State Representative Greg Markkanen issued a statement saying he hoped to see all court actions dropped soon.
“This was a frivolous lawsuit hatched from a campaign promise, and existing suits are no different. The governor hoped the Biden administration would put its foot down and end Line 5, but it has indicated it isn’t planning to do so.
“People across northern Michigan are worried about what the governor’s continued attempts to shut down Line 5 would mean for their homes, families and small businesses. That anxiety is not going away as long as these lawsuits continue. There are viable alternatives to shutting the pipeline down altogether, such as a tunnel project, that would ensure the safety of our Great Lakes while delivering resources that people need. The governor has balked at such a common-sense solution, and desperately went to Washington, D.C. for help.
“I am hopeful other lawsuits meet the same fate as this one. We need practicality as we approach this challenge, not pointless litigation and partisan stubbornness.”
Line Five carries 540,000 barrels of crude and refined products, like propane, between Superior, Wisconsin and Sarnia, Ontario, Canada near Port Huron. It is the main deliverer of materials used to heat homes across the UP in winter time.

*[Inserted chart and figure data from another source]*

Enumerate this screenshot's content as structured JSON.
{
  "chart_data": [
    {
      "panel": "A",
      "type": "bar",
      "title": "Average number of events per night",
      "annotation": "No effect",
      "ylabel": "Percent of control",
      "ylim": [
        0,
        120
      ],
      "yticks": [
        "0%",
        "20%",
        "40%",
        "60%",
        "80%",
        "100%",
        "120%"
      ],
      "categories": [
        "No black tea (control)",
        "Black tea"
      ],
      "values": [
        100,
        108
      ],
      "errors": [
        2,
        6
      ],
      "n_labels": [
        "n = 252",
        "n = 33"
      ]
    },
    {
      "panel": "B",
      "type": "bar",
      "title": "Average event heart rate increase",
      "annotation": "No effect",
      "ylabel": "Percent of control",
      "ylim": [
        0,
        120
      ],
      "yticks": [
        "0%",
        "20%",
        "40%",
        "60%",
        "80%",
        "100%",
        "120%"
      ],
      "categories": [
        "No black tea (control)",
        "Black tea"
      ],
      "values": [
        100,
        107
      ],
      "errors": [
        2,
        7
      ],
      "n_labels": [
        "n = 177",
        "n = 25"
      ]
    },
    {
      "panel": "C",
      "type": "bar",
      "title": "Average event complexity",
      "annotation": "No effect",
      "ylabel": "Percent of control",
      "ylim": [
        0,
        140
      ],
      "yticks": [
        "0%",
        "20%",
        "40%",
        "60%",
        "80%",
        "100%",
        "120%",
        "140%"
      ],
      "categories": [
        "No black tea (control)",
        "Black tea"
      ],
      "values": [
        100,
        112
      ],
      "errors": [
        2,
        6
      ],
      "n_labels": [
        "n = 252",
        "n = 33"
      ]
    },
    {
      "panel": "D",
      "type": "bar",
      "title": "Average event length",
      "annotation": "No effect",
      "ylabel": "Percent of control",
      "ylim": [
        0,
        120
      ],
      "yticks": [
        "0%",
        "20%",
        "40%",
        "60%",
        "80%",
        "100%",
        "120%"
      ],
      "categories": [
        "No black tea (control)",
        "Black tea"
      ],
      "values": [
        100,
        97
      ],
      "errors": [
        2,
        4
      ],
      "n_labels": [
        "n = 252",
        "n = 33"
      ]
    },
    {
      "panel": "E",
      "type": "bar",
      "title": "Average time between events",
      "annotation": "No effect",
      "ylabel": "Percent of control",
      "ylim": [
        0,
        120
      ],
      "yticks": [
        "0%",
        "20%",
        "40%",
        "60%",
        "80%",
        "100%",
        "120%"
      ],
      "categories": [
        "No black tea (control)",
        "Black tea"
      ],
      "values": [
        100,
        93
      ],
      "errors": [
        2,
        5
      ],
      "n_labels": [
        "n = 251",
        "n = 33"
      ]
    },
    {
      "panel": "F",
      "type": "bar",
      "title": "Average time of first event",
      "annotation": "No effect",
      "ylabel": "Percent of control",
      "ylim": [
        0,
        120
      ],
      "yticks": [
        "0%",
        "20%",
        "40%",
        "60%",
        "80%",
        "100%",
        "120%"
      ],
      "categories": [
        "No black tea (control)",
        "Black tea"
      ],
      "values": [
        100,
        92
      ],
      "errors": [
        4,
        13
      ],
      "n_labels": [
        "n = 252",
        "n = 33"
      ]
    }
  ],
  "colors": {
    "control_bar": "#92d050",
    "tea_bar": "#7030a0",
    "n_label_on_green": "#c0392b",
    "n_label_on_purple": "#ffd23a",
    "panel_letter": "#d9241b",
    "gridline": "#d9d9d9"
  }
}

The State of Michigan officially ordered Line 5 closed in May due to concerns of what a spill would mean for the Straits of Mackinac, where the pipeline rests on the bottom of the lake bed. Enbridge and the Snyder Administration had agreed to a plan that would construct a tunnel underneath the water, considered by many to be a safer alternative. Governor Gretchen Whitmer has signaled that solution did not go far enough.